虎爷的到来,驱散了门口围观的人们,他抬脚进屋,回到驻地后,虎爷和大伙一样都换上了象征拜火教教义的大红袍子,他的地位显然要比其他人高许多,因为他袍子的质地不错,安小楼看着虎爷,眉毛挑了挑,等他先开口。
虎爷进屋之后,倒没急于跟安小楼说话,他皱着眉,屋子里还充斥着一股子呕吐物的酸臭味道,他坐在了靠墙的椅子上,咳嗽了一声。
“有话说,有屁放。”安小楼冷冷说道,“你去跟你的主子报告完毕了?挨骂了吧!叫那女人出来见我,她若要杀我,何不亲自动手?”
“咳咳!”虎爷咳嗽了两声,说道,“这位……”虎爷斟酌着,对于安小楼的身份,他将信将疑,可是外头的那些教徒们可是一传十十传百,将安小楼神秘化了,更有些人把他当作了真神,再加上有圣姑的阻拦,在这样的情况下,虎爷纵使有一万个胆子,一时也不敢对安小楼怎样,不但不敢动安小楼一指头,虎爷还得好言好语相待于他。
“……”安小楼看他的样子,心里是又气又恨,可身上却一点力气都没有,他知道此时不能太过张扬,毕竟身在虎穴呢,一切都静观其变吧。
“我来问你,那火,究竟是怎么回事?”虎爷忽然想起这个一直悬在他心头的疑问。
“火?”安小楼嘴角挤出一抹莫测高深的笑意,“我要它生它便生,我要它灭它便灭,就是这么简单。”
“我不信你,定是些江湖术士的把戏!”虎爷瞪着安小楼,企图从他脸上寻找出什么蛛丝马迹来,只可惜除了疲惫和戏谑的表情,虎爷什么都看不到。

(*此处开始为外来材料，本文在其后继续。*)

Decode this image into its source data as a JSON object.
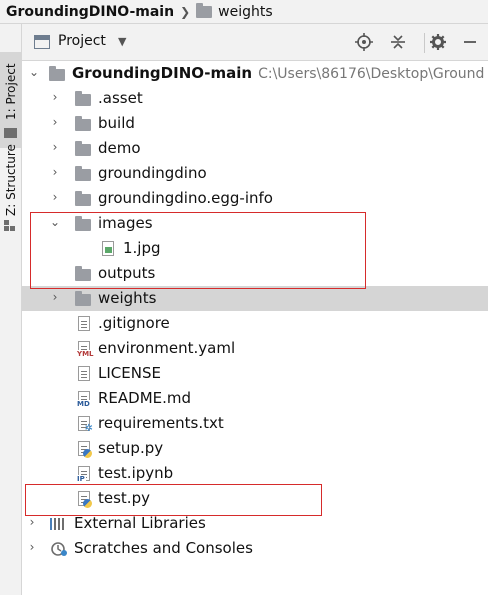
{
  "breadcrumb": {
    "root": "GroundingDINO-main",
    "child": "weights"
  },
  "tool_window": {
    "strip_project_label": "1: Project",
    "strip_structure_label": "Z: Structure",
    "title": "Project"
  },
  "tree": {
    "root": {
      "name": "GroundingDINO-main",
      "path": "C:\\Users\\86176\\Desktop\\Ground"
    },
    "items": [
      {
        "name": ".asset"
      },
      {
        "name": "build"
      },
      {
        "name": "demo"
      },
      {
        "name": "groundingdino"
      },
      {
        "name": "groundingdino.egg-info"
      },
      {
        "name": "images"
      },
      {
        "name": "1.jpg"
      },
      {
        "name": "outputs"
      },
      {
        "name": "weights"
      },
      {
        "name": ".gitignore"
      },
      {
        "name": "environment.yaml",
        "badge": "YML"
      },
      {
        "name": "LICENSE"
      },
      {
        "name": "README.md",
        "badge": "MD"
      },
      {
        "name": "requirements.txt"
      },
      {
        "name": "setup.py"
      },
      {
        "name": "test.ipynb",
        "badge": "IP"
      },
      {
        "name": "test.py"
      }
    ],
    "external_libraries": "External Libraries",
    "scratches": "Scratches and Consoles"
  },
  "colors": {
    "selection": "#d5d5d5",
    "highlight_box": "#d62b2b",
    "folder": "#9a9da3"
  }
}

“没事你就下去吧。”安小楼挥了挥手,“我需要休息,今天你们算是闯了大祸了。”
这话安小楼绝非是恐吓,现在外头一定是掀翻了天在找他呢,想到这里,安小楼又开始担心其史玉婷和童三好来,这两个丫头若是知道新郎倌儿被劫了,不知会哭成个什么样子。
说来也怪,那虎爷听了安小楼的话,嘴角扯动了一下,似乎是想反驳,却最终又忍耐了下来,他竟然真的就站起来走出去了。

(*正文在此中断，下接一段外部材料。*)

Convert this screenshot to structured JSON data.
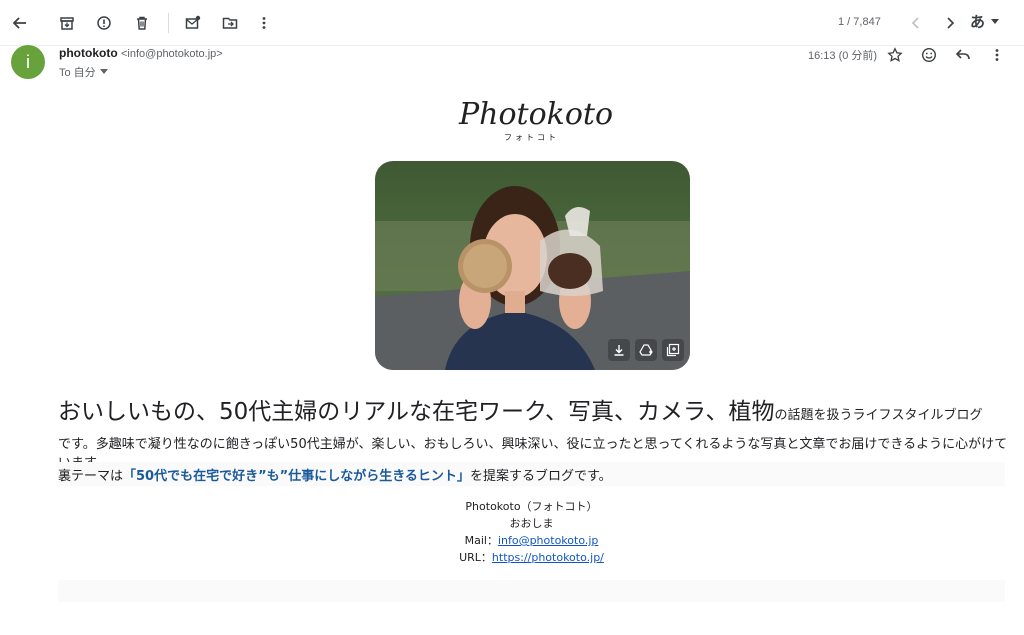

虎爷出去之后,安小楼便倒头躺在床上,脑子里是一片混乱,不多时便沉沉睡去,这一觉睡的并不太平,简直可以说是噩梦连连,一时梦到血池呼啦的尸体,一时梦到三好和玉婷泪汪汪的眼睛,一时又看到七儿冷冰冰的面庞,这些人距他忽近胡远,似真似幻,不可捉摸。